Buying online railway tickets may soon become a less frustrating task as minister Pawan Kumar Bansal on Tuesday proposed to strengthen the IRCTC website to better serve customers.
To increase the use of technology in Indian Railways, Bansal announced several measures in its budget, including a revamp of the online ticketing system and the use of the Aadhaar unique identity system to authenticate passengers and employees.
The railway ministry plans to internally develop a process that will make online ticketing faster and more secure. The www.irctc.co.in website accounts for almost 50% of the reserved railway ticket bookings. By the end of the year, the new technology will be put in place that will triple the website’s existing capacity to support 120,000 simultaneous users, Bansal said on Tuesday.

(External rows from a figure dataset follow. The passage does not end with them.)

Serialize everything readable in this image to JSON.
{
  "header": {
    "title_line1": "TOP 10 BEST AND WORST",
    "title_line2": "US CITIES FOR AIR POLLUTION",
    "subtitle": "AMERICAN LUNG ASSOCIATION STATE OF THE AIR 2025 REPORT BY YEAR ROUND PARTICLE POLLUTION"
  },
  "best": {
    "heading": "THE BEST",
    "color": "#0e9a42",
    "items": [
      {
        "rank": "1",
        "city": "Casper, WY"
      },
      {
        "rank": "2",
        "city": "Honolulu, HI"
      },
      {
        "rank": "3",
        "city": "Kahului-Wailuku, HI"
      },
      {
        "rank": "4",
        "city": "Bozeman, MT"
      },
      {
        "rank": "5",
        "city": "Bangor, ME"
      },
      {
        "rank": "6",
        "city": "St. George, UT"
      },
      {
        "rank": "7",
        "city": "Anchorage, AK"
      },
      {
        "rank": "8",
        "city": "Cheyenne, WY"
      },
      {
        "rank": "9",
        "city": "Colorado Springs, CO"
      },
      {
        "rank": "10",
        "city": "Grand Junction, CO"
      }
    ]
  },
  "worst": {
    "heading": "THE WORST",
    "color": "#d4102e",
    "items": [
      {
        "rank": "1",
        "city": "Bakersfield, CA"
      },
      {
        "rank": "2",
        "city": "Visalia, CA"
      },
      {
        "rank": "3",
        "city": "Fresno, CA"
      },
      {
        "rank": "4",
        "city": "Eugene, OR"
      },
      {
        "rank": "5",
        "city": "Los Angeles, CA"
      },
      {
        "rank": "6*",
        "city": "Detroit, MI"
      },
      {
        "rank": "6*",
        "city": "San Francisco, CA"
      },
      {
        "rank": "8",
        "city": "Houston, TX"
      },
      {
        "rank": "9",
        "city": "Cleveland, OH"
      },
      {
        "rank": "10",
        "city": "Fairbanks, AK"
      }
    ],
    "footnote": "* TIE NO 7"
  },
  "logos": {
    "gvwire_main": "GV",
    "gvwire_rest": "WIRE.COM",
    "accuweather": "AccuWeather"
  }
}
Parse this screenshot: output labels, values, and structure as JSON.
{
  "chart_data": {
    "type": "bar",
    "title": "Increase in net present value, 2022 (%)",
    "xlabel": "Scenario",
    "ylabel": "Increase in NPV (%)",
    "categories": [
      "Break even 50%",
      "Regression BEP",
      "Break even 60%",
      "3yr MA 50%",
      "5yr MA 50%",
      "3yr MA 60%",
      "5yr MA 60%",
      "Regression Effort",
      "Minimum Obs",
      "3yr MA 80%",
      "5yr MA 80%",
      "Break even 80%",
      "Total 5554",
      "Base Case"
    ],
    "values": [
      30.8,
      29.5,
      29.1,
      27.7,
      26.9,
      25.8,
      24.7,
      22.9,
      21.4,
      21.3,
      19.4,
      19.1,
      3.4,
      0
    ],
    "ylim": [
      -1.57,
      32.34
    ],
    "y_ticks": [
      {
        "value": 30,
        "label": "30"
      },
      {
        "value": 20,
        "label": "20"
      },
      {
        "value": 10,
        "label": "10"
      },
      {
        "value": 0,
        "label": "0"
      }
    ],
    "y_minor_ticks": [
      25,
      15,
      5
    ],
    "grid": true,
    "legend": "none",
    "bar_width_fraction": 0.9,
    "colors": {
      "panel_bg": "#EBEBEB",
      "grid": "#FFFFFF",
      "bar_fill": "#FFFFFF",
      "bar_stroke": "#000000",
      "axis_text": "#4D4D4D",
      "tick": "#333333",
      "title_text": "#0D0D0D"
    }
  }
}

Indian Railway Catering and Tourism Corp., a part of Indian Railways, runs the website, while the software is licensed from a private entity. In the new plan, IRCTC will continue to manage the front end but the software used will be developed by the railway’s internal technology arm, Centre For Railway Information Systems (CRIS).
“It is a policy decision to not license the software from a third party as there were security and capacity issues concerned,” a CRIS official said on the condition of anonymity. The switch has been in the works for a couple of years and the system is now being tested, the official said.
Bansal said the new “system shall be able to support 7,200 tickets per minute as against 2,000 tickets per minute today”.
IRCTC is the country’s most used e-commerce website and it is unfortunate that the website’s malfunction is an everyday affair, according to Neel Ratan, executive director of consulting firm PricewaterhouseCoopers.
“It needs to be ascertained whether the cause of the problem is the underlying software or its inadequate capacity,” Ratan said. “These issues need to be addressed.”
The railways is also exploring ways to use Aadhaar numbers in many ways. It is already being used as a proof of identity for passengers. Bansal said the Aadhaar database can be used by “railways not only to render more user-friendly services such as booking of tickets, validation of genuine passengers with GPS-enabled hand-held gadgets in trains, but also to provide a better interface with its employees in regard to their salaries, pension, allowances, etc.”
The railway ministry is exploring the option of equipping the trains with hand-held devices to enable biometric authentication to ensure a “very robust mechanism for checking the genuineness of the passengers and in checking the fraud,” said Sunil Bajpai, group general manager of CRIS. Another option is authenticating through the registered mobile number of the passenger and an one-time password, he said.
Bansal also announced that the ministry is working to provide “announcement facility and electronic display boards in trains for disseminating information to on-board passengers about approaching stations, train running, arrival platform, etc., along with providing free Wi-Fi facility.”
Other measures announced in the budget include setting up more automatic and coin-operated ticket vending machines. The railways will also introduce a train protection warning system, which ensures automatic application of brakes whenever a driver overshoots a signal, to eliminate chances of collisions.